How the 5/1 ARM Calculator Works
We calculate your payment during the initial five-year fixed period and then simulate annual rate adjustments using your inputs (margin, index assumption, and rate caps). You’ll see a projected monthly payment after the first adjustment and a full amortization schedule that reflects your selections.
Inputs for the Calculator
- Home price, down payment (amount or %), and loan term
- Initial interest rate (fixed 5 years)
- ARM settings: margin, expected index path, initial/periodic/lifetime caps
- Taxes, insurance, and HOA (optional) for all-in monthly payment
Understanding Your 5/1 ARM Results
Review your initial monthly payment for the fixed period, projected post-adjustment payment, total interest, and amortization schedule. Use the charts to see how costs and balance change over time.
What Is a 5/1 ARM?
A 5/1 ARM has a fixed interest rate for five years, then adjusts annually. ARMs often start with lower rates than fixed mortgages but can rise later.
How ARM Rate Caps Work
Caps limit how much your rate can change: an initial cap (first reset), a periodic cap (each subsequent reset), and a lifetime cap (overall max).
5/1 ARM vs. 30-Year Fixed
ARMs can offer a lower payment in the early years while fixed loans provide long-term stability. Use the calculator to see which path better fits your plans.

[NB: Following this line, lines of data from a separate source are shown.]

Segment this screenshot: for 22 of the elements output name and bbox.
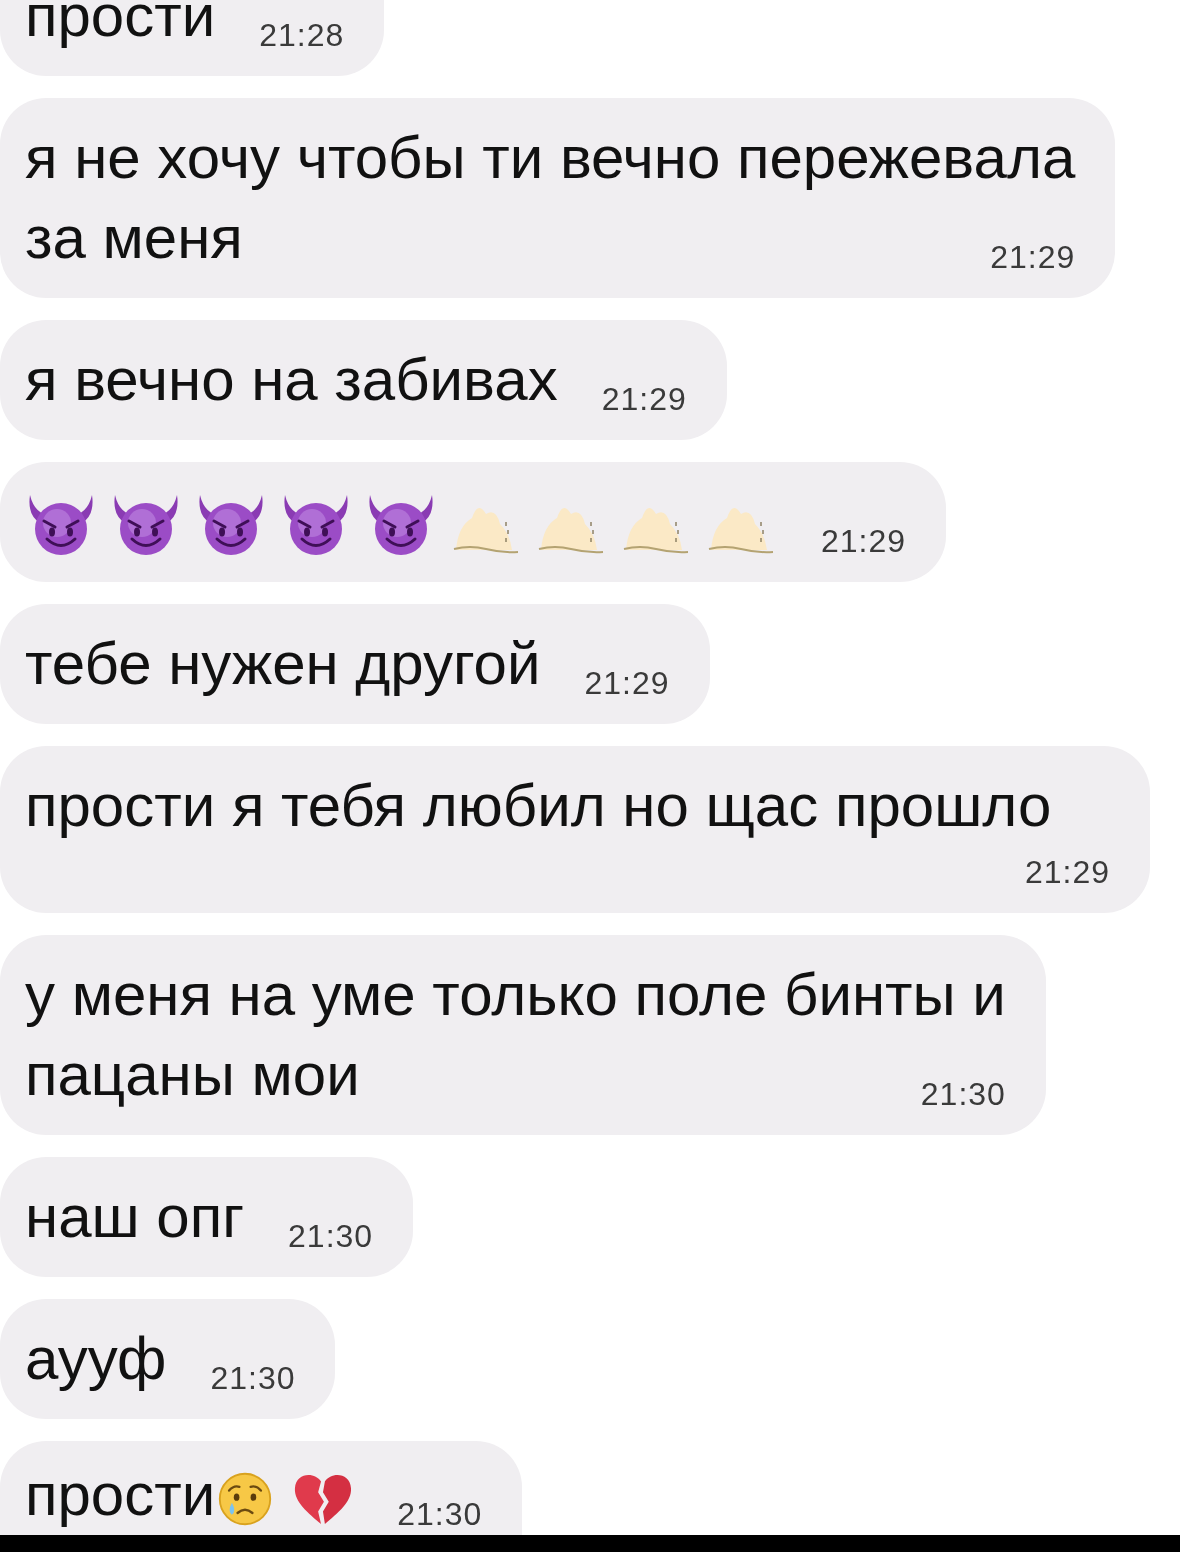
message-text: у меня на уме только поле бинты и	[25, 960, 1006, 1030]
message-time: 21:30	[920, 1076, 1006, 1112]
message-time: 21:29	[1024, 854, 1110, 890]
message-time: 21:28	[259, 17, 345, 53]
message-time: 21:30	[210, 1360, 296, 1396]
message-time: 21:29	[584, 665, 670, 701]
message-text: за меня	[25, 204, 243, 271]
message-time: 21:29	[821, 523, 907, 559]
message-text: я не хочу чтобы ти вечно пережевала	[25, 123, 1076, 193]
message-time: 21:29	[990, 239, 1076, 275]
message-text: прости я тебя любил но щас прошло	[25, 772, 1052, 839]
message-text: тебе нужен другой	[25, 630, 541, 697]
message-time: 21:29	[601, 381, 687, 417]
message-text: наш опг	[25, 1183, 245, 1250]
message-text: прости	[25, 1461, 216, 1528]
message-text: аууф	[25, 1325, 167, 1392]
message-time: 21:30	[288, 1218, 374, 1254]
message-time: 21:30	[397, 1496, 483, 1532]
message-text: пацаны мои	[25, 1041, 360, 1108]
crying-face-icon	[217, 1471, 274, 1527]
message-text: прости	[25, 0, 216, 49]
message-text: я вечно на забивах	[25, 346, 558, 413]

Tip: If you plan to sell or refinance within ~5–7 years, the ARM’s savings during the fixed window may outweigh later adjustments.
Frequently Asked Questions
How are ARM adjustments calculated?
New rate ≈ index + margin, subject to periodic and lifetime caps. Lenders use published index values at your adjustment date.
Can I refinance before rates rise?
Yes. Many borrowers refinance during the fixed period or before a rate reset.